Audio By Carbonatix
The year 2025 will go down in Ghana’s economic history as the year the reset truly began.
After inheriting an economy weighed down by inflation above 23%, interest rates north of 30%, a sharply depreciating cedi, battered investor confidence, and unsustainable debt dynamics, the Mahama Administration moved with speed and clarity to stabilise the fundamentals and rebuild trust. At the centre of this recovery drive was the Minister for Finance, Dr. Cassiel Ato Forson, backed by a President who provided stellar leadership and unwavering political support.
What follows are the 20 key macroeconomic achievements and reforms implemented in 2025 that together reset Ghana’s economy.
Growth Reignited
1. GDP expanded by 6.1% in the first three quarters of 2025, up from 5.7 percent over the same period in 2024 — the fastest growth since 2019.
2. Non-oil GDP growth surged to 7.5%, reflecting broad-based expansion in the real economy where most jobs are created.
These figures signalled a decisive end to the stagnation of previous years.
Inflation Brought Under Control
3. Headline inflation collapsed from 23.8% in December 2024 to 6.3% by November 2025, the lowest since February 2019.
4. Food inflation fell by 21.2 percentage points to 6.6%.
5. Non-food inflation eased by 14.2 points to 6.1%.
6. Inflation on locally produced items declined to 6.8% from 26.4%.
7. Imported inflation dropped to 5.0% from 18.0%.
For households, this meant restored purchasing power and relief at the market stalls.
Interest Rates Collapse
8. Treasury bill rates plunged from over 30% at end-2024 to about 11% in 2025, cutting government borrowing costs and unlocking credit to the private sector.
9. Cedi Makes History: For the first time in many years, the cedi recorded an annual appreciation against all major currencies:
• 40.7% against the US dollar
• 30.9% against the pound sterling
• 24.0% against the euro
This reversed the painful depreciation of 2024.
External Position Strengthened
10. Trade balance posted a surplus of US$8.5 billion by the end of October 2025, up from US$2.8 billion a year earlier.
11. Current account surplus widened to US$3.8 billion in the first three quarters, from US$0.6 billion in 2024.
12. Gross international reserves rose to US$11.41 billion, covering 4.8 months of imports.
13. Debt Turnaround: Public debt fell from GH¢726.7 billion (61.8% of GDP) in December 2024 to GH¢630.2 billion (45.0% of GDP) by October 2025, one of the sharpest debt reductions in Ghana’s history.
14. Investor Confidence Restored: Fitch, Moody’s and S&P all upgraded Ghana’s credit ratings — the first triple upgrade in years and a powerful endorsement of fiscal credibility.
15. Fiscal Discipline Return: A primary surplus of 1.9% of GDP was achieved by October 2025, tripling the initial target of 0.6%.
Pro-Growth Reforms
16. Major VAT reliefs including the abolition of the COVID-19 Levy, reduction of VAT to 20 percent, restoration of VAT input deductions, raising the VAT threshold to GH¢750,000, and zero-rating textiles to 2028.
17. Strengthened fiscal rules, amending the PFMA to cap debt at 45% of GDP by 2034 and require a minimum 1.5% primary surplus annually.
18. Abolished nuisance taxes such as the Betting Tax, Emission Tax and e-Levy to ease the cost of doing business.
19. Redirected oil revenues, mining royalties and DACF transfers to priority infrastructure under The Big Push and empowered local governments with at least 80 percent direct transfers.

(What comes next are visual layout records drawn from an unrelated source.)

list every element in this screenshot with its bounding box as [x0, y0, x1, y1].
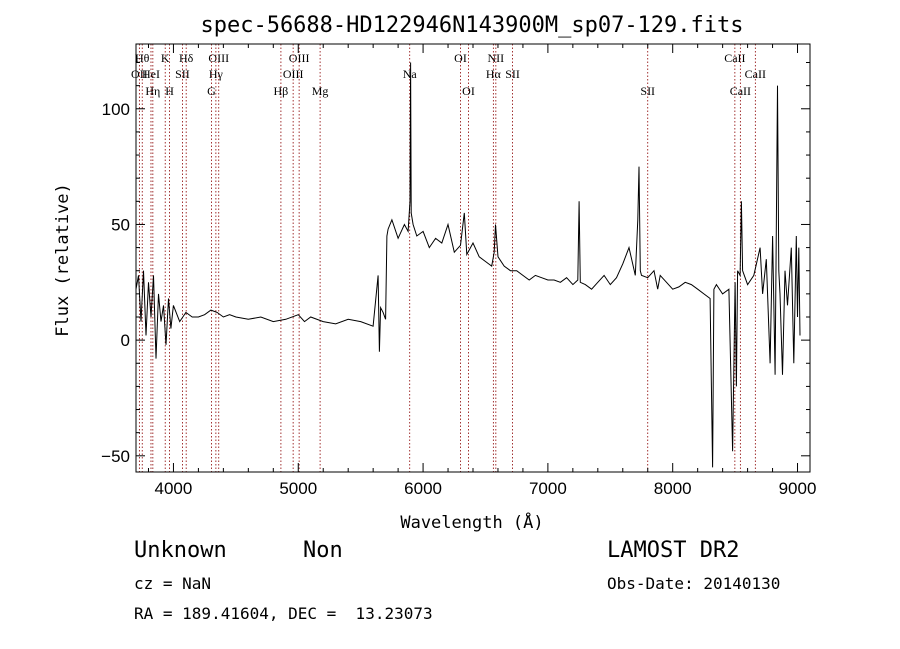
- chart-title: spec-56688-HD122946N143900M_sp07-129.fit…: [200, 13, 743, 38]
- marker-label: CaII: [730, 84, 751, 98]
- plot-frame: [135, 43, 811, 473]
- marker-label: CaII: [745, 67, 766, 81]
- marker-label: SII: [505, 67, 520, 81]
- marker-label: Hγ: [209, 67, 224, 81]
- marker-label: OII: [131, 67, 148, 81]
- marker-label: G: [207, 84, 216, 98]
- spectrum-chart: spec-56688-HD122946N143900M_sp07-129.fit…: [53, 13, 817, 533]
- marker-label: SII: [175, 67, 190, 81]
- x-tick-label: 6000: [404, 479, 442, 498]
- marker-label: HeI: [142, 67, 160, 81]
- marker-label: SII: [640, 84, 655, 98]
- y-tick-label: 50: [111, 215, 130, 234]
- x-axis-label: Wavelength (Å): [400, 511, 543, 533]
- object-subclass: Non: [303, 538, 343, 563]
- x-tick-label: 8000: [654, 479, 692, 498]
- y-axis-ticks: −50 0 50 100: [101, 62, 810, 466]
- object-class: Unknown: [134, 538, 227, 563]
- marker-label: OI: [462, 84, 475, 98]
- x-axis-ticks: 4000 5000 6000 7000 8000 9000: [147, 44, 817, 498]
- redshift-readout: cz = NaN: [134, 574, 212, 593]
- marker-label: OIII: [289, 51, 310, 65]
- marker-label: OIII: [208, 51, 229, 65]
- x-tick-label: 9000: [779, 479, 817, 498]
- marker-label: Hα: [486, 67, 502, 81]
- survey-name: LAMOST DR2: [607, 538, 740, 563]
- x-tick-label: 4000: [155, 479, 193, 498]
- marker-label: K: [161, 51, 170, 65]
- marker-label: CaII: [724, 51, 745, 65]
- marker-label: Hθ: [135, 51, 150, 65]
- marker-label: Hβ: [274, 84, 289, 98]
- y-axis-label: Flux (relative): [53, 183, 73, 337]
- x-tick-label: 5000: [279, 479, 317, 498]
- flux-line: [135, 62, 801, 468]
- x-tick-label: 7000: [529, 479, 567, 498]
- marker-label: OI: [454, 51, 467, 65]
- y-tick-label: −50: [101, 447, 130, 466]
- flux-series: [135, 62, 801, 468]
- y-tick-label: 100: [102, 100, 130, 119]
- marker-label: Hδ: [179, 51, 194, 65]
- observation-date: Obs-Date: 20140130: [607, 574, 781, 593]
- y-tick-label: 0: [121, 331, 130, 350]
- marker-label: Hη: [145, 84, 160, 98]
- marker-label: Mg: [312, 84, 329, 98]
- marker-label: H: [165, 84, 174, 98]
- coordinates-readout: RA = 189.41604, DEC = 13.23073: [134, 604, 433, 623]
- marker-label: NII: [488, 51, 505, 65]
- marker-label: OIII: [283, 67, 304, 81]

20. Financial Sector Reset: A sweeping reset of the financial system saw:
• Recapitalisation of National Investment Bank with GH¢1.92 billion.

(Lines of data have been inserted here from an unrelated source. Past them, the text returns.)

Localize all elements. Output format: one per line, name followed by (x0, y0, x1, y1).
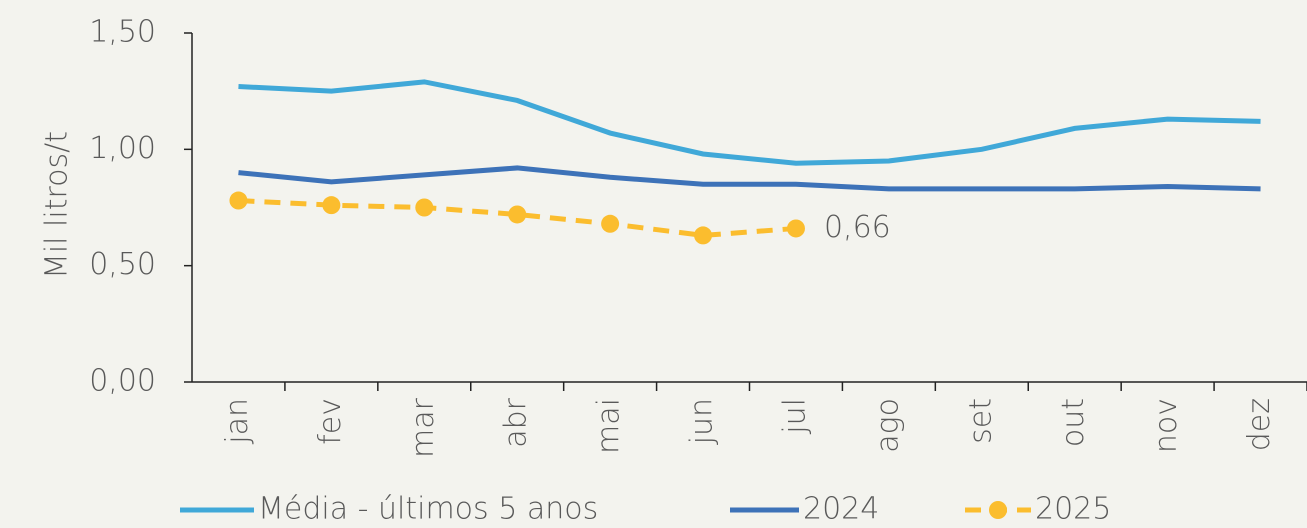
x-tick-label: nov (1149, 398, 1184, 453)
x-tick-label: mar (406, 397, 441, 458)
y-tick-label: 0,00 (89, 364, 156, 399)
x-tick-label: dez (1242, 398, 1277, 451)
series-marker (322, 196, 341, 215)
series-marker (508, 205, 527, 224)
series-line (238, 165, 1261, 192)
x-tick-label: jul (777, 398, 812, 435)
legend-label: Média - últimos 5 anos (258, 492, 598, 527)
data-label: 0,66 (824, 210, 891, 245)
y-tick-label: 0,50 (89, 247, 156, 282)
series-marker (694, 226, 713, 245)
series-marker (786, 219, 805, 238)
x-tick-label: set (963, 398, 998, 444)
y-tick-label: 1,50 (89, 15, 156, 50)
x-tick-label: jun (685, 398, 720, 445)
x-tick-label: ago (870, 398, 905, 453)
y-tick-label: 1,00 (89, 131, 156, 166)
x-tick-label: jan (220, 398, 255, 445)
x-tick-label: out (1056, 398, 1091, 447)
series-marker (229, 191, 248, 210)
series-marker (415, 198, 434, 217)
x-tick-label: mai (592, 398, 627, 454)
legend-label: 2025 (1035, 492, 1111, 527)
legend-label: 2024 (803, 492, 879, 527)
series-marker (601, 214, 620, 233)
x-tick-label: fev (313, 398, 348, 445)
legend-marker (989, 501, 1007, 519)
series-line (238, 79, 1261, 166)
x-tick-label: abr (499, 397, 534, 447)
y-axis-label: Mil litros/t (40, 131, 75, 279)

• Total funds under management rising to GH¢85.53 billion.
• GSE Composite Index delivering 27.82% return with volumes up 146%.
• Fixed income trading jumping to GH¢108.23 billion, a 51 percent year-on-year increase.
A Reset, Not a Pause
These 20 achievements are not just statistics; they represent a restored belief in Ghana’s future. They reflect long nights at the Ministry of Finance, hard political choices, and a President and Finance Minister working in lockstep to rescue the economy.
But 2026 is not a time for complacency. It is the year to deepen reforms, sustain discipline, and complete the reset — so that the gains of 2025 become a permanent foundation for growth, jobs and prosperity.